Some well-grounded thoughts from Doug Wilson and then some wacko comments from me:

And There Slain

When envy has you by the throat, what can you do? It might appear to you in virulent forms, or it might seem almost invisible—camouflaged nicely to fit in with what you have come to call the principle of the thing. Envy is one of the hardest sins to admit, and it is one of the most widespread. So if you struggle with it, or you think you might be struggling with it, what do you do?

Standing opposite to the sin of envy is the grace of gratitude.

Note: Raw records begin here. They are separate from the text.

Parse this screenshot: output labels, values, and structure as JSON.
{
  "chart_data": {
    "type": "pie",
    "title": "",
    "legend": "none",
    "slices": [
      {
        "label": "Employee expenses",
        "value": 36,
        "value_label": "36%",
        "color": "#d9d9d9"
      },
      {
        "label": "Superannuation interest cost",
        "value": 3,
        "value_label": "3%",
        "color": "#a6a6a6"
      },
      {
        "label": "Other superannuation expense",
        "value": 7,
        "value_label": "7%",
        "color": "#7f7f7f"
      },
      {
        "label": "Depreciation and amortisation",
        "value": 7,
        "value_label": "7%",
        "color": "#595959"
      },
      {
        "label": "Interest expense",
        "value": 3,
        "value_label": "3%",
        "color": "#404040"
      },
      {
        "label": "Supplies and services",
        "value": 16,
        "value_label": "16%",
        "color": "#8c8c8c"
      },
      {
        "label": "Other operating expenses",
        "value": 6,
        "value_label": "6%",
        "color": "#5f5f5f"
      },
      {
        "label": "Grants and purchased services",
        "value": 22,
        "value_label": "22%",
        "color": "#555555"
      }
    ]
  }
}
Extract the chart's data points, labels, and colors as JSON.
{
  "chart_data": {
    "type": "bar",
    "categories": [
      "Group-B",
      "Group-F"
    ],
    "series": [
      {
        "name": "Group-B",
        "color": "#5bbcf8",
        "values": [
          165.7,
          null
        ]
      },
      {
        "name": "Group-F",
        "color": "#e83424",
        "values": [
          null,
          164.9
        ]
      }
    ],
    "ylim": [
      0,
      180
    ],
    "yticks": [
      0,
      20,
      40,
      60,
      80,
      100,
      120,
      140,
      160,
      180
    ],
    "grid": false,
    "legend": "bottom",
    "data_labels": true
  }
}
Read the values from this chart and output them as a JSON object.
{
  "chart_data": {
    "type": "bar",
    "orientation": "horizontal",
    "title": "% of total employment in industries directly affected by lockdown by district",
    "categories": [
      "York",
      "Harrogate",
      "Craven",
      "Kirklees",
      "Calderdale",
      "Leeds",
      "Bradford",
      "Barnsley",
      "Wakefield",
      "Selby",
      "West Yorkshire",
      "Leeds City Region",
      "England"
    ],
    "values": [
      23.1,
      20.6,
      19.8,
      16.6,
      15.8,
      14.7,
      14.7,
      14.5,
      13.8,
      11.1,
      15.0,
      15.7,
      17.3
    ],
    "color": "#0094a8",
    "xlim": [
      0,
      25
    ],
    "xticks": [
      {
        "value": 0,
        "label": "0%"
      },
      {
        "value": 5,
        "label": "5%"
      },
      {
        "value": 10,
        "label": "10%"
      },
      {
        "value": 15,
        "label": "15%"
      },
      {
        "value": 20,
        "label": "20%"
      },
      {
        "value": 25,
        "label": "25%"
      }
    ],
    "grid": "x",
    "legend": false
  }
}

Thanksgiving for all things, and particularly thanksgiving for the gifts that God has given to others, especially the others you are tempted to envy.

But it is all very well to say gratitude is opposed to envy. How to feel grateful? Is there a magic switch somewhere? No, no magic switch, but there is a gospel. There is an answer. When Jesus died on the cross, the object of sinful envy and hatred, He was crucified in order to be the very death of envy—and He was.

This is the only salve for this wound. This is the only thing that a sinner can do about the perpetual craving to be somewhere else, to be someone else. When you look to Jesus Christ on the cross, you are someone else—I have been crucified with Christ, Paul says, and I no longer live. If you are going to be someone else, be—by faith—the someone who was flayed for sin. Through your baptism, see your identity with the one on whom all the vain desires of men were placed, and there slain.

Doug Wilson is great value on basic holiness, hammering home all the fundamental virtues we often pretend to have moved beyond in our Christian journey. Seldom do we hear anyone preach on envy or gratitude, yet these two factors seem to me now to be inherent in all sin and holiness.

Envy is the bitter spring of many sins, starting with catty comments at Christmas right up to genocide. Envy is fundamentally Adamic. Gratitude is fundamentally Christian. Gratitude not only sees through false glory; it understands that true glory is more than it can currently bear.

What’s the positive side? Mortification is a daily process, but it is a means to an end. It is joyous because of what it obtains. Because of Jesus, death is not the “end.”

Gratitude still desires the world, but in God’s time and for the sake of others. Beyond the cross, there is glory set before us as there was before Him. The vain desires of men are slain there–and resurrected. Sinai dies and shines again with better glory as the Sermon on the Mount.

When someone is more talented than you, is effortlessly more popular or beautiful, or earns more than you do, suffers less sorrow or even struggles less with sin, in gratitude you rejoice and thank God just as much as if they were you. Unlike envy, gratitude perceives the body of Christ, that every star is different for a good reason: greater glory.